Другими словами: петь песнь.
Петь песнь - это буквальный термин. Люха вынес его из сферы Эгги, из тех прошлых времен, когда он еще не был землянином Люхой, имел много псевдоподий и жвал, и активно бегал от галактической полиции, одно время даже прятался на Марсе, приняв форму красного мыслящего камня. В его кабачок, думал Люха, без спроса не сунется ни одна полицейская крыса, к какой бы цивилизации она ни принадлежала. А сам Люха займется настоящим делом, начнет, к примеру, составлять бедекер по всем питейным заведениям города. Он даже чертежик к бедекеру учинит и снабдит его подробной легендой. И издаст чертежик у издателя М. Такой чертежик может разойтись в миллионах экземпляров.
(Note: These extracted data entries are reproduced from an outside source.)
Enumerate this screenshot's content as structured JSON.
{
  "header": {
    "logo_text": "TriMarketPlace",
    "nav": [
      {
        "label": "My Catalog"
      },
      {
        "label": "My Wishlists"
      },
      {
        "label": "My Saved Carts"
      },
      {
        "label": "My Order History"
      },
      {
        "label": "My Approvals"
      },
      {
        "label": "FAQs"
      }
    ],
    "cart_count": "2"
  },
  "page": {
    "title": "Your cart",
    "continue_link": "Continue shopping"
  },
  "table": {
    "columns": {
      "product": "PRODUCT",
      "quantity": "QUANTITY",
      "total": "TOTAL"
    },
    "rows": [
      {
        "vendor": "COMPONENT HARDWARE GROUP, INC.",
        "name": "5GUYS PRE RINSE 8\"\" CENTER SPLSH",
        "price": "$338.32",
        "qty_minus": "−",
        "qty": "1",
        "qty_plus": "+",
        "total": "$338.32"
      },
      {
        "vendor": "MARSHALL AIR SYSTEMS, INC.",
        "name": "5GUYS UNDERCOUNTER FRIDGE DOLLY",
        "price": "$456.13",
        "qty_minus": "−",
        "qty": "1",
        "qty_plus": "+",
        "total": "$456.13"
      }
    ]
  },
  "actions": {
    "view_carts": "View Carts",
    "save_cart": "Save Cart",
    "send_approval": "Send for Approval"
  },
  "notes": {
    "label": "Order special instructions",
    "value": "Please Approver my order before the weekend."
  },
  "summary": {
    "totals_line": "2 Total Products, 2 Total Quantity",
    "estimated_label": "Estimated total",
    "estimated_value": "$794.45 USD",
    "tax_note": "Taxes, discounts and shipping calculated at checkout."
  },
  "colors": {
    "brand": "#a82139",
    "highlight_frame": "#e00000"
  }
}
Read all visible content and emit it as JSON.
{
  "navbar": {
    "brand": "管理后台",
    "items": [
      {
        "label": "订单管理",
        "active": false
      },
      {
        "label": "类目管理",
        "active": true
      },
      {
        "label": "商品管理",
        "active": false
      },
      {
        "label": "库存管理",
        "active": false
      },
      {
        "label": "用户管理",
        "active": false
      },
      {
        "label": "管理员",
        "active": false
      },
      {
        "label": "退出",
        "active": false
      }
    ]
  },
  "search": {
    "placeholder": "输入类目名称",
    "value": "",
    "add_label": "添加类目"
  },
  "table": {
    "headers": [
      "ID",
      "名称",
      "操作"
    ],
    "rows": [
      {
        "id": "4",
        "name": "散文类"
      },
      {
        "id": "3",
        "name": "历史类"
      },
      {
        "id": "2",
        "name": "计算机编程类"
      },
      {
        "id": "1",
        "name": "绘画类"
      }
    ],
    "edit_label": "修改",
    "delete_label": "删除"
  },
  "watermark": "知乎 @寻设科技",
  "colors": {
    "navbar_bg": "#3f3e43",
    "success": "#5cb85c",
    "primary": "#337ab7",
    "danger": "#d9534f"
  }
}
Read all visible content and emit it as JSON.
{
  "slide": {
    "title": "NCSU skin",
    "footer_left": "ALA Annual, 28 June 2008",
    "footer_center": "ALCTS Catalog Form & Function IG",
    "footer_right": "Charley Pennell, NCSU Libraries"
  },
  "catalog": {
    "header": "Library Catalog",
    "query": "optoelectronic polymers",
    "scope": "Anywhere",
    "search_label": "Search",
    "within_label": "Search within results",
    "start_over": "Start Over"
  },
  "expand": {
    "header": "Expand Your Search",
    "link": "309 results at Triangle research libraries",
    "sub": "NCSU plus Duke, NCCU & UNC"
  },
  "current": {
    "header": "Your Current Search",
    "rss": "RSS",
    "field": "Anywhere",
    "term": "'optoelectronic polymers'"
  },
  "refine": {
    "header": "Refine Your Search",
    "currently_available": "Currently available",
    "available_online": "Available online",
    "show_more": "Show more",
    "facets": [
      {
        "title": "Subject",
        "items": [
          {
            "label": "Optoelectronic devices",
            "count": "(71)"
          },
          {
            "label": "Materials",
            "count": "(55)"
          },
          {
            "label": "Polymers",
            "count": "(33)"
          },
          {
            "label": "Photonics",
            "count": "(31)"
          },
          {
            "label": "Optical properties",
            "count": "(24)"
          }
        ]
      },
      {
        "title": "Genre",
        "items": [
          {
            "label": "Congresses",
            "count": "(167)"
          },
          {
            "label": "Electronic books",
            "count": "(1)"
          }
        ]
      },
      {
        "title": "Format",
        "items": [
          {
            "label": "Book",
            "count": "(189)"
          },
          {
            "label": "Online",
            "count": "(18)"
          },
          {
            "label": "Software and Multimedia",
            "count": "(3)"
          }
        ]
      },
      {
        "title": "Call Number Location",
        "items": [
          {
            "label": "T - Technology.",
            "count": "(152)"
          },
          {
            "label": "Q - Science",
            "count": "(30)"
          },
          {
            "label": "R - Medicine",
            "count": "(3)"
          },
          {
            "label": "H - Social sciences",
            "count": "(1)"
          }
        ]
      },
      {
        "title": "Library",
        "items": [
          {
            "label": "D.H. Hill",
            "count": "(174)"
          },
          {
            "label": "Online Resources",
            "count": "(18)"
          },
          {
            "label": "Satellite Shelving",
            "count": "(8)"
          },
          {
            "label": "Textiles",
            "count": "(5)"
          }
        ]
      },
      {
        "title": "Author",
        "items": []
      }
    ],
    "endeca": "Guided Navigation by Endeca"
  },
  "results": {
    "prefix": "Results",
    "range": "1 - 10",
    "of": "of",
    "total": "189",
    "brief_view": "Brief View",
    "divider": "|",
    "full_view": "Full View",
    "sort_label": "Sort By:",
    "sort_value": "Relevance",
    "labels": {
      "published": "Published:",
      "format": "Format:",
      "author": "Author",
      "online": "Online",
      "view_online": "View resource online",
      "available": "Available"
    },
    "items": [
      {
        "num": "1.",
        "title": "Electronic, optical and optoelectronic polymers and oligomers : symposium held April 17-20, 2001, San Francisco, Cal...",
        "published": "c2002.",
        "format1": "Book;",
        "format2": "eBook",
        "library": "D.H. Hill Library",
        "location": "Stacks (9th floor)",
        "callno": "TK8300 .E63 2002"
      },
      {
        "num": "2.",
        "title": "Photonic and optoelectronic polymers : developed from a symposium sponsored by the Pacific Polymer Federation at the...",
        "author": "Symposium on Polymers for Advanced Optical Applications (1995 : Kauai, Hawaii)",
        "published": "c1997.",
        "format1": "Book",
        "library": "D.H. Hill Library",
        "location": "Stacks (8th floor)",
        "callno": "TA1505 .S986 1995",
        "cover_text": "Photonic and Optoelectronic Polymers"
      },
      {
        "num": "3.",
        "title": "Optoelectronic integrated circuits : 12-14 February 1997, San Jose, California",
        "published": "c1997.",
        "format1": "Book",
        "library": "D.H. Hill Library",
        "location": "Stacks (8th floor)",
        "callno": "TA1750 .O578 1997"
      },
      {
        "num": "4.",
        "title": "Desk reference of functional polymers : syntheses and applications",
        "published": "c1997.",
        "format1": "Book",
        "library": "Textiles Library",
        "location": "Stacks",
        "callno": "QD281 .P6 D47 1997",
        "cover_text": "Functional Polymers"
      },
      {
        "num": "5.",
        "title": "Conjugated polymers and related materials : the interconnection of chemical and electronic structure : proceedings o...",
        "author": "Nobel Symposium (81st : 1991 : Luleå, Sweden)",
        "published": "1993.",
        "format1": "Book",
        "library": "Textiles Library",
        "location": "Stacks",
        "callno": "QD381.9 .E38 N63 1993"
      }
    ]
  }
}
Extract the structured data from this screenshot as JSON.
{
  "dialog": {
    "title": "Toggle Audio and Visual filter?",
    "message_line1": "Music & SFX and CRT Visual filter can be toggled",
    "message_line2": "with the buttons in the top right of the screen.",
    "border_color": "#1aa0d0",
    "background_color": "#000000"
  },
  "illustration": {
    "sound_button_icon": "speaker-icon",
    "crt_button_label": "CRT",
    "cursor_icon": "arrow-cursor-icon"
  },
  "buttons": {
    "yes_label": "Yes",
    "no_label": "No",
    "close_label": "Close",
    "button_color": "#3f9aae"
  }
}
Кому не интересно пройтись от тайного погребка, скрывшегося в недрах железнодорожного вокзала, до ресторана "Поганка", криво поставленного совсем в другом углу города. Естественно, в бедекере будет точно указана широта и долгота каждой питейной точки. Вкус выпивки не зависит от широты и долготы, но это придаст изданию респектабельность.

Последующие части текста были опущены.